Linear regression is a fundamental statistical method used to model the relationship between a dependent variable and one or more independent variables. The goal is to find the best-fitting linear equation that describes how the dependent variable changes as the independent variables change. The equation of a multiple linear regression model is:

$$ y = \beta_0 + \beta_1 x_1 + \beta_2 x_2 + \cdots + \beta_p x_p + \epsilon $$

where:

- $y$ is the dependent variable or target,
- $x_1, x_2, \ldots, x_p$ are the independent variables,
- $\beta_0$ is the y-intercept,
- $\beta_1, \beta_2, \ldots, \beta_p$ are the coefficients,
- $\epsilon$ is the error term.

In the context of Machine Learning, we can use a training set to compute estimates of the parameters ($\hat{\beta_0}, \hat{\beta_1}, \hat{\beta_2}, \ldots, \hat{\beta_p}$), which can be used to make predictions from new test points. In this specific case, we could either compute them using the Ordinary Least Squares method or using a numerical optimization algorithm such as gradient descent. However, we will not implement this model form scratch, but we will directly use Sklearn's implementation:

In [9]:
from sklearn.linear_model import LinearRegression

lin_reg = LinearRegression()
lin_reg.fit(X_train, y_train)
y_pred = lin_reg.predict(X_test)

print("First 5 predicted labels:", y_pred[:5])
print("First 5 true labels:", y_test[:5])

mse = mean_squared_error(y_test, y_pred)
rmse = np.sqrt(mse)
r_squared = r2_score(y_test, y_pred)
print(f"\nMean Squared Error (MSE): {mse:.3f}")
print(f"Root Mean Squared Error (RMSE): {rmse:.3f}")
print(f"R-squared: {r_squared:.3f}")

First 5 predicted labels: [139.5475584  179.51720835 134.03875572 291.41702925 123.78965872]
First 5 true labels: [219.  70. 202. 230. 111.]

Mean Squared Error (MSE): 2900.194
Root Mean Squared Error (RMSE): 53.853
R-squared: 0.453


The MSE is lower than for kNN and the R-squared is higher, which indicate that this model performs better.

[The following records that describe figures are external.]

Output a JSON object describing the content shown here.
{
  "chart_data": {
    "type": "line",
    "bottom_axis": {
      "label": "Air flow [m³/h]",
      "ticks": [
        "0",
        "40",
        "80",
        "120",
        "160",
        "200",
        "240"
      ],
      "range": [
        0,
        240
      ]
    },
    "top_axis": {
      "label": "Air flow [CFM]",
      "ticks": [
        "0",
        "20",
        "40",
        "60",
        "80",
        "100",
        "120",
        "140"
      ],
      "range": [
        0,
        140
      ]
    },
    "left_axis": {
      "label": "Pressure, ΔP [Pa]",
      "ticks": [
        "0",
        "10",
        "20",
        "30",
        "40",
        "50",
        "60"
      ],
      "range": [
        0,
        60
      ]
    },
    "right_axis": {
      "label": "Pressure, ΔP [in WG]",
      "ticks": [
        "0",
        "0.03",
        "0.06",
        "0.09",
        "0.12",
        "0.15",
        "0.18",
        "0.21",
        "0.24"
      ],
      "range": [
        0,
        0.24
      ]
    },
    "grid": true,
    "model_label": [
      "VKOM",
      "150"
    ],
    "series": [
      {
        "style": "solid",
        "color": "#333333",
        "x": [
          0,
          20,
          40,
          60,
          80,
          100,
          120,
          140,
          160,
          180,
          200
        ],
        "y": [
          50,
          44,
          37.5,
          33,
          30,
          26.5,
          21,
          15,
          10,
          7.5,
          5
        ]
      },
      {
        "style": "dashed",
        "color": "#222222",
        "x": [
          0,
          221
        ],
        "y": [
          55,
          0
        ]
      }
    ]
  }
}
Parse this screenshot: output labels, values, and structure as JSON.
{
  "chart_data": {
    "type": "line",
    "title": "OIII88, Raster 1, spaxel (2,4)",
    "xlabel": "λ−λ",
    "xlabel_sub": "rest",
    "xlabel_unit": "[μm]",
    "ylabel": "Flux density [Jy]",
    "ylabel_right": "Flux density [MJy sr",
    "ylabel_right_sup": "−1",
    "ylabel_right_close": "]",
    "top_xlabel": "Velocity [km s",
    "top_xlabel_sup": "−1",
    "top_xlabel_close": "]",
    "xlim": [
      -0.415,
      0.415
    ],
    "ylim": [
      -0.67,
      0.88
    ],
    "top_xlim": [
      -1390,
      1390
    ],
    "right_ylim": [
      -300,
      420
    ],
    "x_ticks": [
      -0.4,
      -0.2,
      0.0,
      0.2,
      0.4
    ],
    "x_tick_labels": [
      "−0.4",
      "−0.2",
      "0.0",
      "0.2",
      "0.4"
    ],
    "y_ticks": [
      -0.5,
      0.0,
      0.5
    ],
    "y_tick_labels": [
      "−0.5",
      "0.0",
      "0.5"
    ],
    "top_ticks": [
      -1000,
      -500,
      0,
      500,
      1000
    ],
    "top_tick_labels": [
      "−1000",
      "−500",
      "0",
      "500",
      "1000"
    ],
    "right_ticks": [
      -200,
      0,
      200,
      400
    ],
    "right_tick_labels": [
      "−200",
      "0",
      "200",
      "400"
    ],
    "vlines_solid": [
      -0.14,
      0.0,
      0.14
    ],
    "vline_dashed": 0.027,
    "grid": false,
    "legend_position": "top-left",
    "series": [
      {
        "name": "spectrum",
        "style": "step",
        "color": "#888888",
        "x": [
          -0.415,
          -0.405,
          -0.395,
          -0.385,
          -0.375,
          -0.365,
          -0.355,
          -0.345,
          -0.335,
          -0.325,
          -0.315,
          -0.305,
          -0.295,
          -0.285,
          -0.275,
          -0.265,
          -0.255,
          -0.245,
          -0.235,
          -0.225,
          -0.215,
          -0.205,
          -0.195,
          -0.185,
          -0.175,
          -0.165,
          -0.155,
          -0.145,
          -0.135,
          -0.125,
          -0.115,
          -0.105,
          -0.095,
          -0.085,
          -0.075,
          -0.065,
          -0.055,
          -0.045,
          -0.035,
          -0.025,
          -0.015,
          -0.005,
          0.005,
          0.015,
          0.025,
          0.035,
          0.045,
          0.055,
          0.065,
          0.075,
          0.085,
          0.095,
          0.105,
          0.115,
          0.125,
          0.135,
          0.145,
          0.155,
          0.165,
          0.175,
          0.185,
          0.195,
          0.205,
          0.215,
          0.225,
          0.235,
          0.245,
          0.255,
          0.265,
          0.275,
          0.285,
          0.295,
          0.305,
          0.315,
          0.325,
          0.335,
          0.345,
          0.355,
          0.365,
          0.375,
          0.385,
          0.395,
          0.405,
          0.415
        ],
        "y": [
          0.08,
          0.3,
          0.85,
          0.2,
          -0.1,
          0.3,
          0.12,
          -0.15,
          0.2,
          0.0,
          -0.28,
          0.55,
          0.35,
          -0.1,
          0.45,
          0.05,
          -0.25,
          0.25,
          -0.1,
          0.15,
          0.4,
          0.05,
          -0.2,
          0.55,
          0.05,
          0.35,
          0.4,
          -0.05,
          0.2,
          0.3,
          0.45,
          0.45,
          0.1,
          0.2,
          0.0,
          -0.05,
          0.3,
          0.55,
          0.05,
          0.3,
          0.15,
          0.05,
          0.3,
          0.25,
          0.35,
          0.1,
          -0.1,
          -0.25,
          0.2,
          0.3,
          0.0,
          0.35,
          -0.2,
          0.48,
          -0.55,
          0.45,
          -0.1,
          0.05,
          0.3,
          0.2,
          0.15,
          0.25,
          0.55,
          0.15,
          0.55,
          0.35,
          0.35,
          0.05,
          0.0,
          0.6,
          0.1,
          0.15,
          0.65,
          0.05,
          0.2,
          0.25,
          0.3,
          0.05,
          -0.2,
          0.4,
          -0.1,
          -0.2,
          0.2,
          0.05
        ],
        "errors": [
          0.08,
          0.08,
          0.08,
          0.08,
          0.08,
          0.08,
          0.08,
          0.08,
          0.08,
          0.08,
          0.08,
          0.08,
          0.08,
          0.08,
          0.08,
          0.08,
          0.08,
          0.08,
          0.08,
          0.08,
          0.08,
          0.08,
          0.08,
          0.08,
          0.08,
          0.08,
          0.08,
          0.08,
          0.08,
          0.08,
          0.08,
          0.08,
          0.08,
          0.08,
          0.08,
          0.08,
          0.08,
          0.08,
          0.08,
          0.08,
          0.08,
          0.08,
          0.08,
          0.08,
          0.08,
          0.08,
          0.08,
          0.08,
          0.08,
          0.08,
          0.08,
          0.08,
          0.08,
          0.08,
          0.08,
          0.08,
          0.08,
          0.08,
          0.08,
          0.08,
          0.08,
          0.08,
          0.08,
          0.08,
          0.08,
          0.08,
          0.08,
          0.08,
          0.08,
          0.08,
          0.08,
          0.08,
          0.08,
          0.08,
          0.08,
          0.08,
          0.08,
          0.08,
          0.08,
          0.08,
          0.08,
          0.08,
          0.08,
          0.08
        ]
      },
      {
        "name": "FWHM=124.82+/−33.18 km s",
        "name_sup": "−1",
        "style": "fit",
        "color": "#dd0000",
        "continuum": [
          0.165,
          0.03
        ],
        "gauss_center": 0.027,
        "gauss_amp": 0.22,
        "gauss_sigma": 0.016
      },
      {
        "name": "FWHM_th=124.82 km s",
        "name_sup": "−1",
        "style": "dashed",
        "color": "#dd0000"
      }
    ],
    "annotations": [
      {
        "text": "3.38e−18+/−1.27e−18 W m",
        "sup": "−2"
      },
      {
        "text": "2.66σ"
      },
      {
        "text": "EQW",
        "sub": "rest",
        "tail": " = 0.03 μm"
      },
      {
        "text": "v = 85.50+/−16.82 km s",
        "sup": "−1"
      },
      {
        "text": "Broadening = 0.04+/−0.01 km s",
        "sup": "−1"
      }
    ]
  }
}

We can inspect the `lin_reg` object to find out what are the estimates for the parameters:

In [10]:
print("Estimated coefficients: ", lin_reg.coef_)
print("Estimated intercept: ", lin_reg.intercept_)

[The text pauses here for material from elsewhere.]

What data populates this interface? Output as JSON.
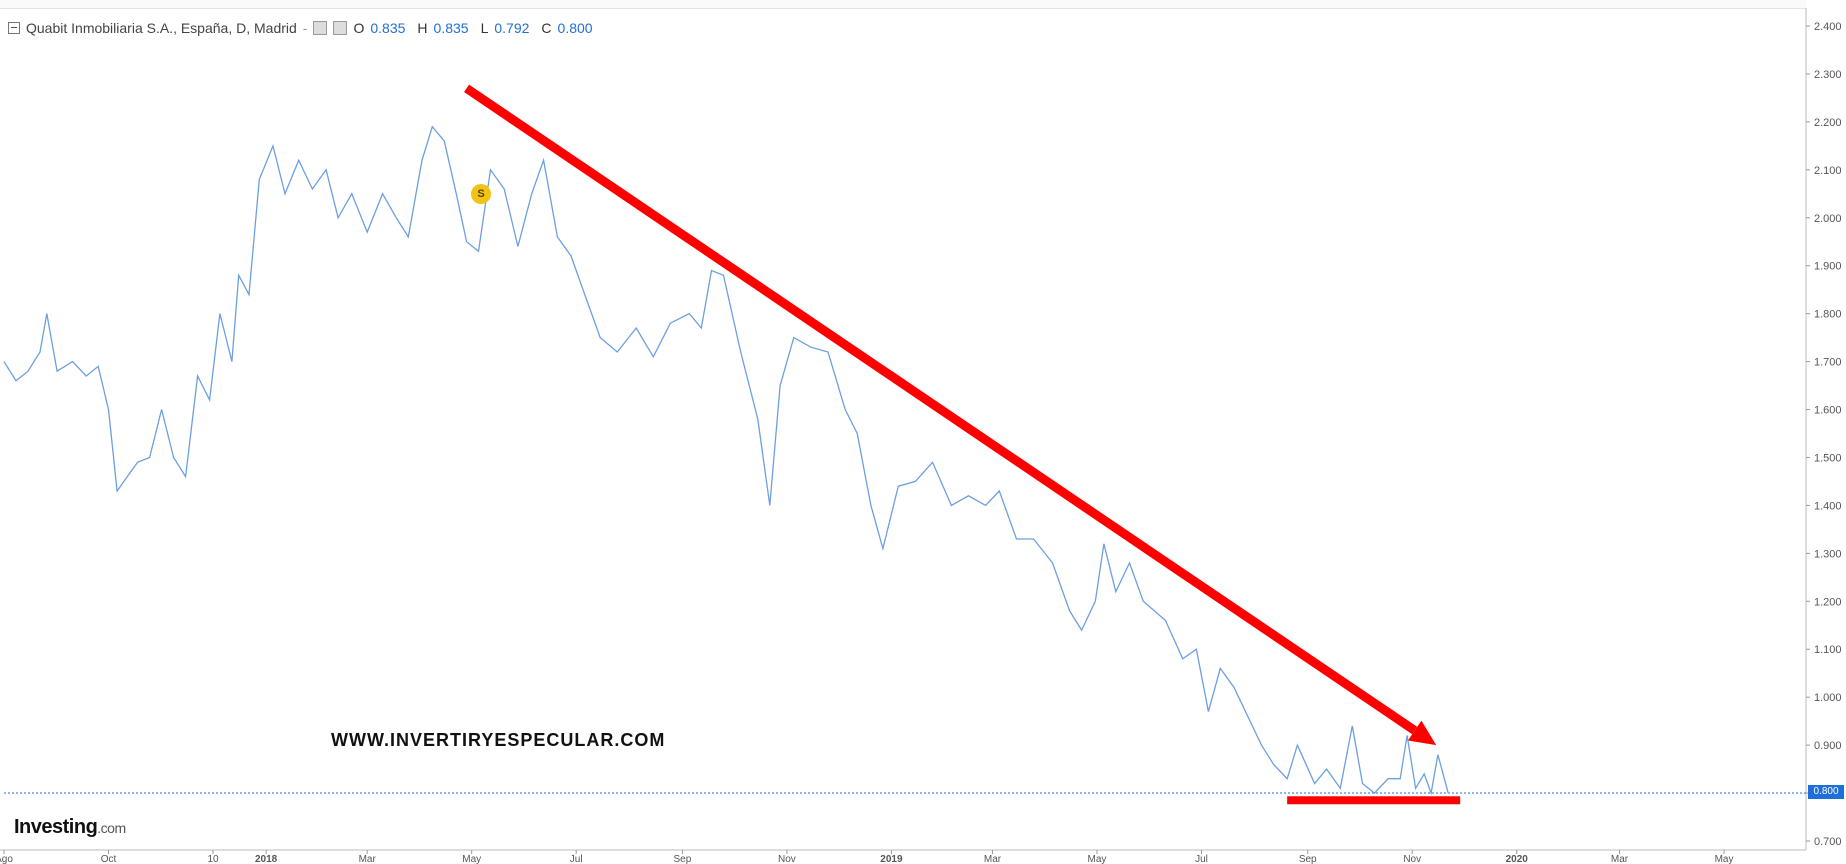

Estimated coefficients:  [  37.90402135 -241.96436231  542.42875852  347.70384391 -931.48884588
  518.06227698  163.41998299  275.31790158  736.1988589    48.67065743]
Estimated intercept:  151.34560453985995


Recall that the features are:

In [11]:
diabetes.feature_names

['age', 'sex', 'bmi', 'bp', 's1', 's2', 's3', 's4', 's5', 's6']

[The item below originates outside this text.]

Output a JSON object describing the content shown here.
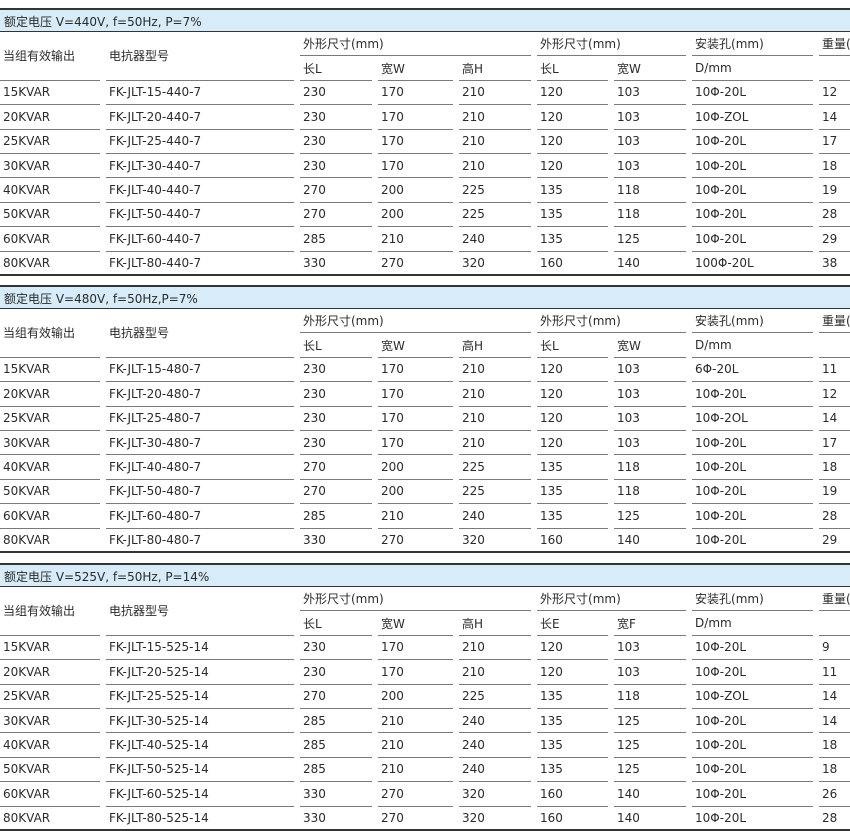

Therefore, the formula for the linear regression model (i.e., the one that is applied when we call `lin_reg.predict`) is

$$
\begin{align*}
\hat{y} = & \ 151.35 + 37.90 \cdot \text{age} - 241.96 \cdot \text{sex} + 542.43 \cdot \text{bmi} \\
          & + 347.70 \cdot \text{bp} - 931.49 \cdot \text{s1} + 518.06 \cdot \text{s2} \\
          & + 163.42 \cdot \text{s3} + 275.32 \cdot \text{s4} + 736.20 \cdot \text{s5} \\
          & + 48.67 \cdot \text{s6}
\end{align*}
$$

🔎 **Observation:** When writing math formulas for ML/statistics, we usually use the hat (  $\hat{ }$  ) to denote esimates/predictions. For example $\hat{\beta_1}$ is the estimate of $\beta_1$ that we learn from data.